Chiang Mai
I spent all of yesterday walking and walking with my little “walking map of Chiang Mai” in my hand. The old city is surrounded by a moat and is square in configuration. It takes about thirty minutes to walk from one end to the other and I walked pretty much the entire old city.
I saw many Wats, some cool statues, and sat in the park to read “The Iliad.” Then it was back to the guest house for some food and to get some suggestions for things to do the next day. The food there was actually quite good and in large portions. And the owner seemed to know everything about everything to do around the area. Her husband is a westerner who puts together motorcycling tours of the area and we had a good chat.
Later that night I went to a local bar for a few drinks and ended up talking with the elderly Canadian owner. He has two bar/restaurants here in Chiang Mai and two in Phuket. He said he wanted to look at getting a place in Kampong Som in Cambodia, but it was more expensive than Thailand and there was way more red tape. No kidding.
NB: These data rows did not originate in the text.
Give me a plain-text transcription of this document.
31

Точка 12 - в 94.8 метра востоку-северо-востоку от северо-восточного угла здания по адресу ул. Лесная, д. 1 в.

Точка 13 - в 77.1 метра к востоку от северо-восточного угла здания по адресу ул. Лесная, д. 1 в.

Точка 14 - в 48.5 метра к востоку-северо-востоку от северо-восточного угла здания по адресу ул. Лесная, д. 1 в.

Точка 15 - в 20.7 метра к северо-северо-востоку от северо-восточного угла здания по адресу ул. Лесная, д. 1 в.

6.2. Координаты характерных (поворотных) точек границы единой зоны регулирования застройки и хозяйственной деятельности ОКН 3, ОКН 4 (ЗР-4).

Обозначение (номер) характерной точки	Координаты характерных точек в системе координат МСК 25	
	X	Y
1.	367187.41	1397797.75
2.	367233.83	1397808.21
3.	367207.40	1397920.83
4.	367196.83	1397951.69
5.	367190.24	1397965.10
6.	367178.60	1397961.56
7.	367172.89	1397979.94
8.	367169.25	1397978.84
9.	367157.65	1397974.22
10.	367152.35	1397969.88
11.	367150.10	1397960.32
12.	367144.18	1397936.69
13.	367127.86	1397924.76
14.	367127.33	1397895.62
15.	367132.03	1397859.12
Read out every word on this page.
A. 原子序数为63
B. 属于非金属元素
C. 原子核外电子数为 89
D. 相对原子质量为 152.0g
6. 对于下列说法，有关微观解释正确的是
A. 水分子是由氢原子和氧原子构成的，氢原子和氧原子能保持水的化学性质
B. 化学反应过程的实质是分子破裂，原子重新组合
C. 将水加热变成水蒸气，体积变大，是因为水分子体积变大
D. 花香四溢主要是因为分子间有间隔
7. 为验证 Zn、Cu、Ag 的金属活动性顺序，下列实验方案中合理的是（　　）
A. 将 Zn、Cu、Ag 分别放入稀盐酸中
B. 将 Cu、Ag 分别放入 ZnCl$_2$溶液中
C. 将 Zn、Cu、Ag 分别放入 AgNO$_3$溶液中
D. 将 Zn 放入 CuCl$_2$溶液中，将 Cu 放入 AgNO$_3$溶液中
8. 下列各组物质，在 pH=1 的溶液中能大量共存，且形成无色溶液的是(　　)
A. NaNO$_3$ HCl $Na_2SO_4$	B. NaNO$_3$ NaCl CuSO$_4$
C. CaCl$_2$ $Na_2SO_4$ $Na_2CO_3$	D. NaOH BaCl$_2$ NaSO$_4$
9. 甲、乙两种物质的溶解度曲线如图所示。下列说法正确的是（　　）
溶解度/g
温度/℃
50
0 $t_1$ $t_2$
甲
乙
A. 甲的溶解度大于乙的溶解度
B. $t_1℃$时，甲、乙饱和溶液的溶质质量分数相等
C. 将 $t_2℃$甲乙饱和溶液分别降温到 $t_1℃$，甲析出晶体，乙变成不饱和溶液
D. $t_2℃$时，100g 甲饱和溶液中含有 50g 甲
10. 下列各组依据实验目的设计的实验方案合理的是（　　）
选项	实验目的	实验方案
Today I decided to go to the local mountain top and then onto the national park several kilometers away. I walked to the northern taxi station where all the red pickup truck taxis going in this direction are located. I was met by one of the drivers who asked if I was going to Doi Suthep and I said yes. He said it was forty baht which was lower than I had been told (should be sixty) and then told me that because I was the only one waiting to go, it would cost four hundred.
I laughed at him and then a Thai man came over and said he wanted to go also. They talked back and forth and this new guy said we would just pay two hundred each as he wanted to go and hadn’t been for a long time. I told him that for that price he should rent a motorcycle and he said he didn’t know how to drive one. Yeah right. I wished him luck, told him to honk at me if he finds eight other people to go, and walked in the direction of the mountain.
On the way I found that my pricey earphones no longer worked on one side, likely due to ear wax intrusion since I wore them all night on the train to block out the noise. And of course I didn’t have any more filters and there was almost no chance of finding this brand here. So luckily I walked right by a computer/IT mall and wandered around looking at all the knock offs they had. I picked one up that I thought said Sony, only to find that it said Sonia upon closer inspection. A helpful girl found me a pair for under four dollars and I was on my way.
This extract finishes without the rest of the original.